Dr. CHAN: If we treated roughly 10,000 women over about a one-year period with a high-dose aspirin regiment, we would expect to prevent about one or two cases of colorectal cancer. But that would be at the expense of potentially eight cases of major bleeding.

KNOX: Now some people might fear colon cancer more than they fear gastrointestinal, or GI, bleeding. But Dr. Michael Thun of the American Cancer Society warns against this kind of thinking.

Dr. MICHAEL THUN (American Cancer Society): Well, a GI bleed seems more minor if it's not you who has it. If you're having a formal recommendation for a preventive treatment and you're causing things that require hospitalizations or transfusions in people who are otherwise healthy, then it's a side effect that's serious.

KNOX: Until recently, researchers hoped that so-called COX-2 inhibitors such as Celebrex might prevent colon cancer without the bleeding risk. But now that the COX-2s have been implicated in heart disease, Thun says that doesn't seem like a good tradeoff. But he thinks one day aspirin may be a good cancer preventer for some people.

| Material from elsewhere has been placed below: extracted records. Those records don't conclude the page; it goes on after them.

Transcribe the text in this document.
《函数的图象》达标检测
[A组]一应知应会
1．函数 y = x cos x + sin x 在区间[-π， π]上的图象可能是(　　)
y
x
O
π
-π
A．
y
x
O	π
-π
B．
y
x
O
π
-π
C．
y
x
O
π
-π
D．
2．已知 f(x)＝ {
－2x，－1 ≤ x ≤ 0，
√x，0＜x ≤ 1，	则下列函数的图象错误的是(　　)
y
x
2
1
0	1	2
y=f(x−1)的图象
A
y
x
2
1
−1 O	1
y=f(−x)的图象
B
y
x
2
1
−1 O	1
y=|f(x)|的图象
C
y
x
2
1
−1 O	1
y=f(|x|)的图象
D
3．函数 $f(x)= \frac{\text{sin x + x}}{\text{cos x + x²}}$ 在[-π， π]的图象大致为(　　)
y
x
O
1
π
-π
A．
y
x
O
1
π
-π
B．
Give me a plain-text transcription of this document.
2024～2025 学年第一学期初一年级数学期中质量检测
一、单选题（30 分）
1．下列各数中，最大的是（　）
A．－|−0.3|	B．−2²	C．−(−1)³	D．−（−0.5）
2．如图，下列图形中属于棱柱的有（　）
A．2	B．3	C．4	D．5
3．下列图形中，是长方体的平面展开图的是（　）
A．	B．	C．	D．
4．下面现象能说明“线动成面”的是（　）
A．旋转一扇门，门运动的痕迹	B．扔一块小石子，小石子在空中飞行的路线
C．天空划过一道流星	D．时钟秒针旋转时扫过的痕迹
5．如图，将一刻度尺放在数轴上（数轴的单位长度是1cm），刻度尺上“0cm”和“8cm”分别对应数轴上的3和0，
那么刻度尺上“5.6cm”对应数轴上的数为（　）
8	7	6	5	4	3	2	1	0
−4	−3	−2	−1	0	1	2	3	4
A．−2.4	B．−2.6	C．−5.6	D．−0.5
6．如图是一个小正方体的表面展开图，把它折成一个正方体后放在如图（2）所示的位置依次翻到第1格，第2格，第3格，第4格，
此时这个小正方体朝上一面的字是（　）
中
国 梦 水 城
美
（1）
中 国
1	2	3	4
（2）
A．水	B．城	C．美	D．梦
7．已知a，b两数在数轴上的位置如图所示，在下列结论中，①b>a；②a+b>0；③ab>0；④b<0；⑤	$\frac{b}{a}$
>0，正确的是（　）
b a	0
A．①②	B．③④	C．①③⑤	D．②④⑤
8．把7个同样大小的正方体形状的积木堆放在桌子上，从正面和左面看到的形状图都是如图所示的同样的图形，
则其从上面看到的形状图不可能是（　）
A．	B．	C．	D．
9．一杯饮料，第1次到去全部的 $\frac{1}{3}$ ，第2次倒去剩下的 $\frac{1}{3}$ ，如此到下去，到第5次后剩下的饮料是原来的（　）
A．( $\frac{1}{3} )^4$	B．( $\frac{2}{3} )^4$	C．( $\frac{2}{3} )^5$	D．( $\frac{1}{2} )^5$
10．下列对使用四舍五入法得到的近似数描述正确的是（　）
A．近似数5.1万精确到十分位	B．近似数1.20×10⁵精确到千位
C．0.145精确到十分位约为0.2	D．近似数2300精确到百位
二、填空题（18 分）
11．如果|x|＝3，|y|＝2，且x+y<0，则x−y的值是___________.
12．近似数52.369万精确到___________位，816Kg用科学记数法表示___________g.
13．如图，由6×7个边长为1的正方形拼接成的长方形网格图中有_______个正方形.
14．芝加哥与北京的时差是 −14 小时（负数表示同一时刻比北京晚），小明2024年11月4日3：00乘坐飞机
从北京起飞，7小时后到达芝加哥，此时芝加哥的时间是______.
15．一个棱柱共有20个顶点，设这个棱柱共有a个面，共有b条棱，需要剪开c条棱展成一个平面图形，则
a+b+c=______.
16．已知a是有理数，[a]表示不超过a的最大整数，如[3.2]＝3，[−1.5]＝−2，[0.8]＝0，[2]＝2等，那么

Dr. THUN: The hope is that as we keep studying this, we'll be able to identify people who are at sufficiently high risk of colon cancer or who may be protected against other cancers by aspirin, in which we can put together the heart disease and the cancer recommendations. But we're a long way from that.

KNOX: Meanwhile, people should put away their bottles of regular-size painkillers unless they have pain. Richard Knox, NPR News, Boston.